All eyes have been on Shirin-Farhad for Farah Khan’s debut as an actress. Does she – and the film – live up to expectations? Read our Pros and Cons list to find out.
+ The cast. Boman Irani does a great job as Farhad, and provides much of the humour in the film. He is sweet and earnest in a role that seems tailor-made for him. The supporting cast also does well – Daisy Irani is perfect as the dominating mother, Shammi is heartwarming as the sweet grandmother, and the other characters add touches of humour as required. The only minor blip, performance-wise, is Farah Khan, who does very well when she’s just being herself – but looks awkward and self-conscious when acting.
+ It has it’s moments. The film is peppered with funny and charming scenes that manage to stick out and bring a smile to your face.

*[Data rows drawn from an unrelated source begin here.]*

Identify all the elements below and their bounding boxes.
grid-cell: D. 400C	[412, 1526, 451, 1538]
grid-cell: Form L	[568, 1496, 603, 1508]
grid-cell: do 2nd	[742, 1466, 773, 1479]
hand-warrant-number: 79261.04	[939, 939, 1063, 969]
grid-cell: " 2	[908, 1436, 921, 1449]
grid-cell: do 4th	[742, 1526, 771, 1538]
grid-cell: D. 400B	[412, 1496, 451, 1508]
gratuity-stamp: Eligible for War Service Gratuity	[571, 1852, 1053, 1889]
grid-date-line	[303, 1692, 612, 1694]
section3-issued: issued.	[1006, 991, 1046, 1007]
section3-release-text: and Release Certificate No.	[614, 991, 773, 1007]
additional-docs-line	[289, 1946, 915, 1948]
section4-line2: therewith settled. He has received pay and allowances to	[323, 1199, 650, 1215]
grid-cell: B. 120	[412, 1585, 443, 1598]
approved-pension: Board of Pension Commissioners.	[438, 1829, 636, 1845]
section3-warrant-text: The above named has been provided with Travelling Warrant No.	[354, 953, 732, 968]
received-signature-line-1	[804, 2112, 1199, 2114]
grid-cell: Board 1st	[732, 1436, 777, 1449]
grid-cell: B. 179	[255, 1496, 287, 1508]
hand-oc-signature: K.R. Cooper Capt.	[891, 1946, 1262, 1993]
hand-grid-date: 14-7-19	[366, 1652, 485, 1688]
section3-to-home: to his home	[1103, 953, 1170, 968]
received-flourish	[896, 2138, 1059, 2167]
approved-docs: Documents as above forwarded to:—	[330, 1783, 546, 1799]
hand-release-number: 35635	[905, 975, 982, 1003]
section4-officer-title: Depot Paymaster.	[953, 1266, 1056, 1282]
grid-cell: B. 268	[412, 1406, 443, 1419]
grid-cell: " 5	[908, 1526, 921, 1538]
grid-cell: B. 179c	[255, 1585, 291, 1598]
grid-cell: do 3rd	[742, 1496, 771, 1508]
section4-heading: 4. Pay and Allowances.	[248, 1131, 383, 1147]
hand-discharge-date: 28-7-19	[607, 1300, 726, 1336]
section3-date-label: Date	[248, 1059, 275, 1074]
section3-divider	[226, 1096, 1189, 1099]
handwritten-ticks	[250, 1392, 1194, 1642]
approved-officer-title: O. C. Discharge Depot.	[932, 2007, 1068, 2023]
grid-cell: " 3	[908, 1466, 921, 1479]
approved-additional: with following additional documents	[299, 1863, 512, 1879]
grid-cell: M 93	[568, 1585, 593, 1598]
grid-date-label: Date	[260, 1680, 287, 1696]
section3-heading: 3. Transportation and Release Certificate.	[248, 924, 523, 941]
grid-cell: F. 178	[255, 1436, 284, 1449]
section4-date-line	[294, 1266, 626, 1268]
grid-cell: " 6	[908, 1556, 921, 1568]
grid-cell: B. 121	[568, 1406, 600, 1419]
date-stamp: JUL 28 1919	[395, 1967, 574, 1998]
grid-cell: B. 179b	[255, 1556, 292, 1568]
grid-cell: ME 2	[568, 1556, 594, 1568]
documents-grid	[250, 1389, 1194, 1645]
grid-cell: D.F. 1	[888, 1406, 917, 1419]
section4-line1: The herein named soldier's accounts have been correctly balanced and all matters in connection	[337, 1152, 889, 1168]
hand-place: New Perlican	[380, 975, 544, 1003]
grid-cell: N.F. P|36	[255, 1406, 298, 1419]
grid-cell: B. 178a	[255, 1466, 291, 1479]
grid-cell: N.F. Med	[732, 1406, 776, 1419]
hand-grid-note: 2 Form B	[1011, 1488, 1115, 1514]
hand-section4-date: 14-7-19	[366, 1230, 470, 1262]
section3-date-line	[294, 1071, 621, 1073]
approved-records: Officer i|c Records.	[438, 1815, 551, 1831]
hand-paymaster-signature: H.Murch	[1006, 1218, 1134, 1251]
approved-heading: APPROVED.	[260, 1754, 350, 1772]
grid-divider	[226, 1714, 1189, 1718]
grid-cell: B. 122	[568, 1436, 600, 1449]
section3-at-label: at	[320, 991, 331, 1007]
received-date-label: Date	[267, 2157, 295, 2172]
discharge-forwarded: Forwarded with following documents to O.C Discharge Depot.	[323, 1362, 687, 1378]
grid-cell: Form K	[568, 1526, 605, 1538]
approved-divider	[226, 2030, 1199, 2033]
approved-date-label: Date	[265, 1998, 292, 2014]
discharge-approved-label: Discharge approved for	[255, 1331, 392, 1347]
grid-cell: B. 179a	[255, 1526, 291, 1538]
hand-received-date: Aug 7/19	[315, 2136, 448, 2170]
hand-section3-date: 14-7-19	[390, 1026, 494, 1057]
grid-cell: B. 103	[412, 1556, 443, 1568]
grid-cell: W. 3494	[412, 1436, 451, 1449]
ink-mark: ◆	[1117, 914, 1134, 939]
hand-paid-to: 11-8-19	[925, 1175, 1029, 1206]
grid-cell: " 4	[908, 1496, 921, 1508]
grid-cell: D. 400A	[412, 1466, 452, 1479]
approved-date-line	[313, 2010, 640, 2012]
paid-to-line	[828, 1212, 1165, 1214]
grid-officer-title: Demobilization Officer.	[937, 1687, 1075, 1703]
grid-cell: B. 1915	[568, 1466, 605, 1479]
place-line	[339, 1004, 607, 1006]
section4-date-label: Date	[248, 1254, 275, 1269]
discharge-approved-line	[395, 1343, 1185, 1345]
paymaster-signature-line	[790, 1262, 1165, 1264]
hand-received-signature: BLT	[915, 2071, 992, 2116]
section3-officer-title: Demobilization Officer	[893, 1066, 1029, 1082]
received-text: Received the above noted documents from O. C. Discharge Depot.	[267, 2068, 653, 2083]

One such moment occurs when Farhad meets Shirin’s father, and shyly indirectly hints that he’d like to marry her.
– It can get boring. Unfortunately, those moments mentioned above aren’t enough to carry the entire movie. The film promises to be a lighthearted romcom, but fails to provide enough romance or comedy to make it a truly entertaining watch. Instead, it labours through dispensable scenes that are intended to be funny, but aren’t. And while the songs are enjoyable as stand-alones, they feel unnecessary in the film, and slow down the pace even more – making the short film seem lengthy.
– Things get too Bollywood-y. I do enjoy my fair share of Bollywood cliches, but they have their space – where they do not belong is in a film that’s supposed to be fresh and quirky. Despite the unconventional pairing, the film ends up being fairly typical, and even throws in some outdated concepts. One assumes (or at least hopes) that director Bela Bhansali Sehgal intended this to be a spoof of sorts, but the parody isn’t immediately obvious. In either case, the typical Bollywood concepts don’t work for the film at all.
Despite some fun moments, it’s a fairly forgettable film. Catch it if you’re interested in seeing Boman and Farah’s chemistry, otherwise skip it and wait for it to air on TV instead. (2/5 stars).